Ms. Van Voorhis is in her first year of teaching at the school and hopes to incorporate her background in digital fabrication and sculpture into the woodworking curriculum, she said.

“While any future syllabus will have wood as its backbone, I am also interested in fostering an interdisciplinary curriculum that incorporates other media such as digital fabrication, small electronics and textiles,” she said. “The upcoming Chain of Lanterns project is an example of such a project as it incorporates traditional joinery with digital fabrication in the form of the laser cutter.”

Ms. Van Voorhis said the mobile project encourages introspection and artistic narrative in the students’ work while also allowing them to hone their technical skills.

“Since this is a self-portrait, the juxtaposition of the two objects chosen should speak to something that is important to the individual student and should tell a story when paired together,” Ms. Van Voorhis said.

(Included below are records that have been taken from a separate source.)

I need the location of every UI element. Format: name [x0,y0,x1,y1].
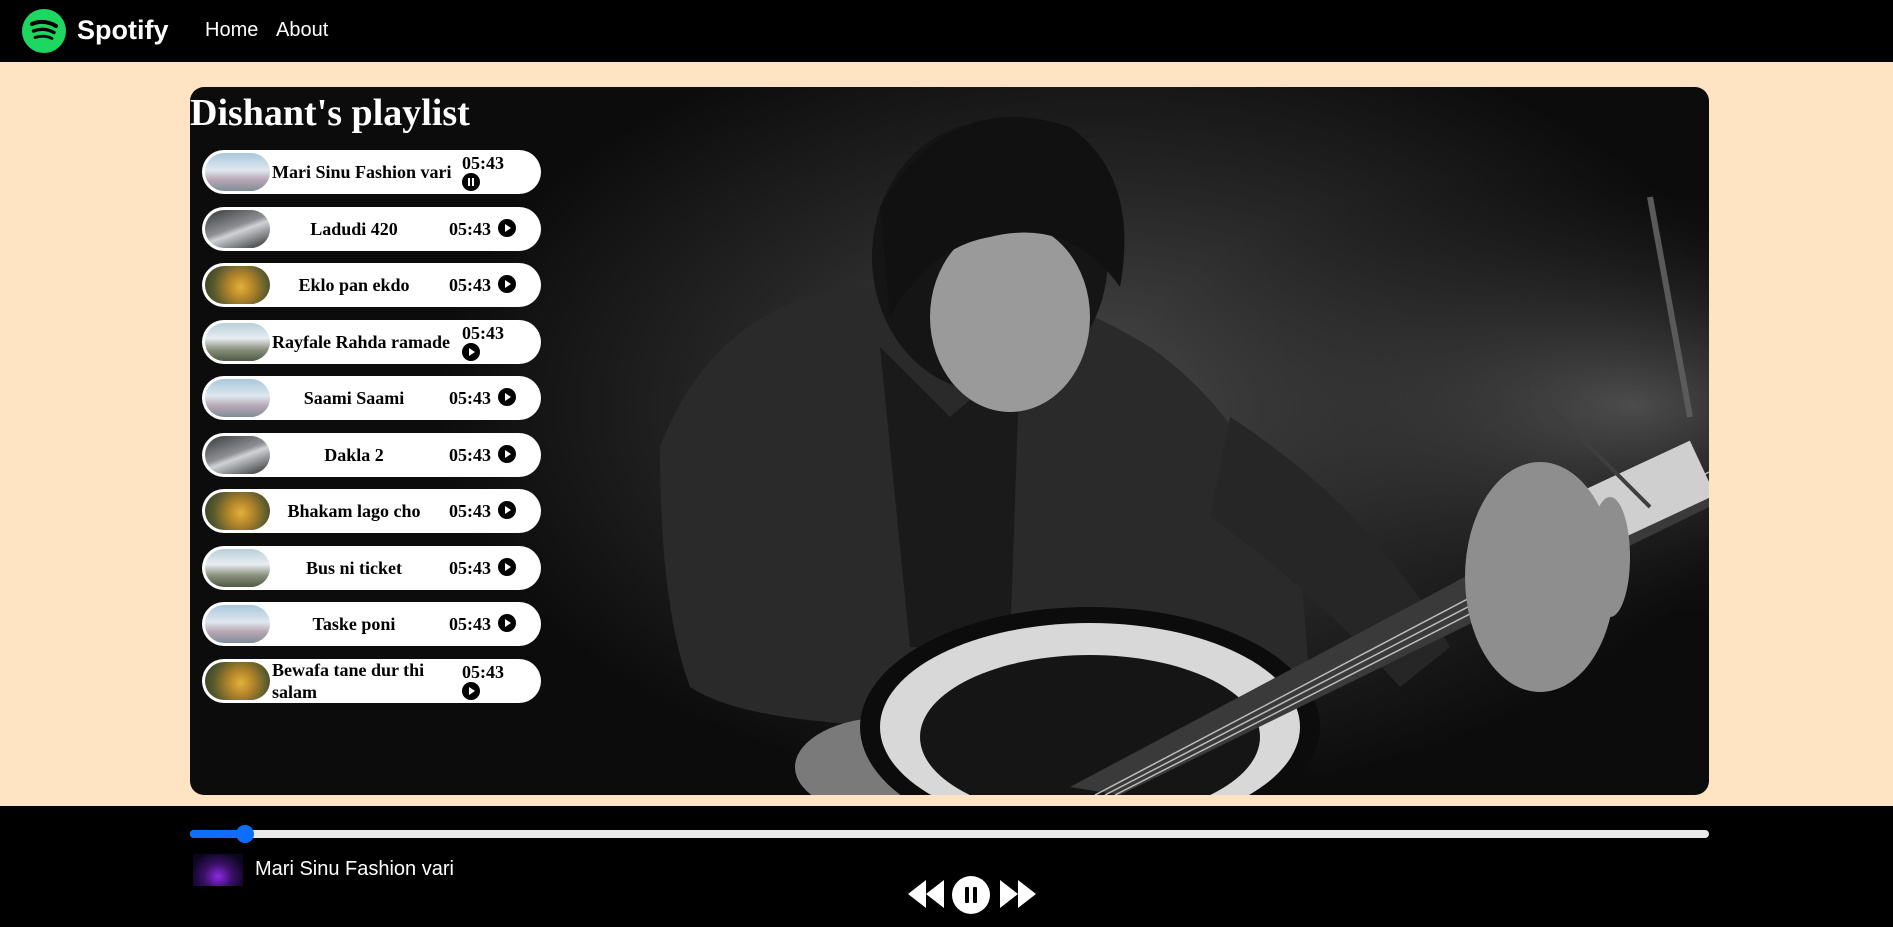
song-name: Mari Sinu Fashion vari [272,162,452,182]
song-name: Saami Saami [303,388,405,408]
song-duration: 05:43 [449,501,491,521]
brand-name[interactable]: Spotify [77,14,169,46]
song-duration: 05:43 [462,322,504,343]
song-duration: 05:43 [449,275,491,295]
song-name: Ladudi 420 [310,218,398,239]
song-duration: 05:43 [449,444,491,465]
song-cover-image [205,435,270,474]
song-item[interactable]: Taske poni 05:43 [202,602,541,646]
song-name: Rayfale Rahda ramade [272,331,450,352]
play-icon[interactable] [498,501,516,519]
song-name: Bewafa tane dur thi salam [272,659,425,702]
song-duration: 05:43 [449,388,491,408]
playlist-title: Dishant's playlist [190,92,470,134]
song-cover-image [205,379,270,417]
song-duration: 05:43 [449,614,491,634]
song-name: Dakla 2 [324,444,384,465]
navbar: Spotify Home About [0,0,1893,62]
song-cover-image [205,153,270,191]
song-cover-image [205,548,270,587]
player-bar: Mari Sinu Fashion vari [0,806,1893,927]
pause-icon[interactable] [462,173,480,191]
song-item[interactable]: Mari Sinu Fashion vari 05:43 [202,150,541,194]
song-item[interactable]: Eklo pan ekdo 05:43 [202,263,541,307]
song-name: Bus ni ticket [305,557,402,578]
forward-icon[interactable] [998,878,1038,910]
song-item[interactable]: Bewafa tane dur thi salam 05:43 [202,658,541,703]
song-item[interactable]: Rayfale Rahda ramade 05:43 [202,319,541,364]
playlist-panel: Dishant's playlist Mari Sinu Fashion var… [190,87,1709,795]
progress-bar[interactable] [190,825,1709,843]
song-name: Eklo pan ekdo [298,275,410,295]
song-duration: 05:43 [462,661,504,682]
song-cover-image [205,209,270,248]
backward-icon[interactable] [906,878,946,910]
play-icon[interactable] [462,342,480,361]
song-item[interactable]: Bus ni ticket 05:43 [202,545,541,590]
song-item[interactable]: Saami Saami 05:43 [202,376,541,420]
song-duration: 05:43 [449,218,491,239]
song-duration: 05:43 [449,557,491,578]
play-icon[interactable] [498,614,516,632]
play-icon[interactable] [498,388,516,406]
pause-icon[interactable] [952,876,990,914]
now-playing-gif [193,854,243,886]
play-icon[interactable] [498,275,516,293]
play-icon[interactable] [498,444,516,463]
song-name: Bhakam lago cho [287,501,421,521]
play-icon[interactable] [462,681,480,700]
song-cover-image [205,661,270,700]
song-duration: 05:43 [462,153,504,173]
play-icon[interactable] [498,557,516,576]
song-item[interactable]: Ladudi 420 05:43 [202,206,541,251]
song-item[interactable]: Dakla 2 05:43 [202,432,541,477]
song-cover-image [205,492,270,530]
nav-link-about[interactable]: About [276,18,328,42]
song-cover-image [205,605,270,643]
play-icon[interactable] [498,218,516,237]
now-playing-title: Mari Sinu Fashion vari [255,858,454,880]
progress-handle[interactable] [235,825,254,843]
nav-link-home[interactable]: Home [205,18,258,42]
song-cover-image [205,322,270,361]
song-item[interactable]: Bhakam lago cho 05:43 [202,489,541,533]
spotify-logo-icon[interactable] [22,9,66,53]
song-name: Taske poni [312,614,396,634]
song-cover-image [205,266,270,304]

As students finish their current project, one can see mobiles in progress around the room, including that of a tree, headphones, and a globe.

“I chose headphones to carve because I’m always listening to music, and to me the headphones represent my interest in music. I liked that I got to learn a new skill—carving—in regards to woodworking,” Rohan Durfee ’23 explains.

Students work on their projects at their own pace, often chatting with peers and listening to music. Rohan said the relaxing speed of the work is a side benefit of the class.

“I like that it’s in the middle of the day sometimes so that if you’re worried about a test that you have, or homework, it’s therapeutic,” he said.

Ms. Van Voorhis’ phone alarm sounds, marking the end of class. She tells the students to start putting away their projects, and they grab the studio brooms to sweep the floors.

Leaving the oasis of the woodshop as they head back out into the rain, the students say goodbye to Ms. Van Voorhis and rush back to the main building, talking about their projects and what they will work on next.